Para cuando te mueras no seré yo quien hable. No seguiré homenajes fariseo-farsantes, orinaré el veneno de todos los brebajes, sobre tu esputo último escupiré, rendida, la muerte de un poeta que vivía entre sombras, barrotes y esperpento. Tu seguro cadáver será expuesto a las masas, y el hombre que en su día se alejaba entre sombras de tanta aparición, será sin duda un mito desgranado a conciencia, un reconocimiento incómodo postrado en su basura.
Para cuando te mueras yo ya habré escrito esto, y te diré que el limbo es el paso al infierno, el peaje maldito, la impaciencia salvaje, el discurso rendido ante un último traje que algún maestro docto colocará en tu cuerpo para dignificar lo que nunca fue digno, para librarte a cuestas de la angustia, el delirio, la sodoma incesante y el sexo que te queda como reflejo crítico, espasmo de la lengua, brutalidad flagrante que habrá pasado en vano con varias reverencias.

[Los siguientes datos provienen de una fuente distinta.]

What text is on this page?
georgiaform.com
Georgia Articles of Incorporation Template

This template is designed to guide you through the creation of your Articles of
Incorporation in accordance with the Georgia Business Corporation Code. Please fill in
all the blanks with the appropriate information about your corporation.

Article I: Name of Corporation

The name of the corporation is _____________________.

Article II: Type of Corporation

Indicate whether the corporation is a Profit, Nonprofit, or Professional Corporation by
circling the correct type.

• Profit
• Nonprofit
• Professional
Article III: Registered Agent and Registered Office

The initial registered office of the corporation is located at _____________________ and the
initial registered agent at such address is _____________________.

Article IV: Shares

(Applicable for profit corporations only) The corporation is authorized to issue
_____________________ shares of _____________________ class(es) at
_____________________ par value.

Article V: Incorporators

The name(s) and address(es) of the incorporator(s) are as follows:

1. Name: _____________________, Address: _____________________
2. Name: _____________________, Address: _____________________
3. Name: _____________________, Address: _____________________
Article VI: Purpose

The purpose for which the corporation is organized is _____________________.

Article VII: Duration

Por eso, Leopoldo, me anticipo a tu muerte antes de que suceda. Serás expuesto en público en un lugar sagrado, tus derechos de autor se quedarán cobrados en manos de cualquiera que pudo atragantarte. La sangre de tu sangre, la poca que te queda, hablará de quien fuiste, de la horca y la terma que ha arrugado tu piel hasta desvanecer. Un desmayo infinito, una boca que yerra, una concreta luz que ya no será humana. El muerto que se muera se alzará sobre todos, los perdidos, los locos, la generación puesta y el peso de las sombras, fantasmas de tu engendro, fin de saga, marmotas, ratas que aun reposan sobre el libro arrugado, tu tabaco, el pulmón, el admirado estrecho, atajo entre tus venas con la señal prohibida por ser el mejor malo, el molesto, imposible, retorcido Satán.

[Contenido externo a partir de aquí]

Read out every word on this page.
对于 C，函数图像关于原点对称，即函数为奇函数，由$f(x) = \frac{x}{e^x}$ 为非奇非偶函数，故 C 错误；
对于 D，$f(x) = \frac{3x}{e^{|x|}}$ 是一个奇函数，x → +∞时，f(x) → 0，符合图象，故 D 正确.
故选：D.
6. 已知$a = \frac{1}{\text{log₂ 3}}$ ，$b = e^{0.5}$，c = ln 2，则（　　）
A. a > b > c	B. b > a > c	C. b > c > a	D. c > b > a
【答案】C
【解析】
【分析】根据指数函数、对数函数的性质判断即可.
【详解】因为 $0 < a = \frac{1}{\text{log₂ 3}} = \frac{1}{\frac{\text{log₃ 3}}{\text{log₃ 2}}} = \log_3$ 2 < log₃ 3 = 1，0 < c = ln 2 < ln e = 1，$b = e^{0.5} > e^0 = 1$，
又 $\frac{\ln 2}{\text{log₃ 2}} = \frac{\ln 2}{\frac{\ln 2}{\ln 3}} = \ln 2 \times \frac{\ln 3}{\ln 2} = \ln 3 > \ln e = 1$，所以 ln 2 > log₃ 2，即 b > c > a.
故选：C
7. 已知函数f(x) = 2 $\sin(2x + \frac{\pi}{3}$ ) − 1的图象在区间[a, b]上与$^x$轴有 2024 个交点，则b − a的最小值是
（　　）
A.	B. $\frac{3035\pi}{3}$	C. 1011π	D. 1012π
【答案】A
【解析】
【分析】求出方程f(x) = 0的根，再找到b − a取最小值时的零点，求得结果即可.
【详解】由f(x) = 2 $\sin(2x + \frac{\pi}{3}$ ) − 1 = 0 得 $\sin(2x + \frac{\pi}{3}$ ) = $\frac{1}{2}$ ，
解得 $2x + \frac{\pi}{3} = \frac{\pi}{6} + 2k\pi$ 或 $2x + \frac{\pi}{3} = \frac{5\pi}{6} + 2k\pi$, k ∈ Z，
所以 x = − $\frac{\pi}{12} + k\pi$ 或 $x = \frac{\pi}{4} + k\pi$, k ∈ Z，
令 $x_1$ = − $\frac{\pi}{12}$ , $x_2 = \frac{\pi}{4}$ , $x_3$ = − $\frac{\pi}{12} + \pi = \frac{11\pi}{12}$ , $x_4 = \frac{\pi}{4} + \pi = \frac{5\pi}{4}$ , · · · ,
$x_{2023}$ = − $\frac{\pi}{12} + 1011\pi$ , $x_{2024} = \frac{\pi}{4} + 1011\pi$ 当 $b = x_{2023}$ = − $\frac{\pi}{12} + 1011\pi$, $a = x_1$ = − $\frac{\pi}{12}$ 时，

Descansarás en paz maldiciendo las flores, los barrotes de un hierro que no arderá jamás, y una cruz sin sentido empeñará tus joyas, los libros que has escrito, la mente demencial. No te harán boca a boca, no pulsarán tu pecho escuálido y caquéctico, fingirán que tus dientes han mordido el estrecho y varios algodones colocados muy dentro del rostro que te ocupa pretenderán entonces dignificar lo indigno. Aullarán cien mil lobos, se pintarán los indios y un féretro de roble acogerá ese seno, maternal, desalmado, abandonado, perro. Para cuando te mueras, Leopoldo, yo ya habré escrito esto.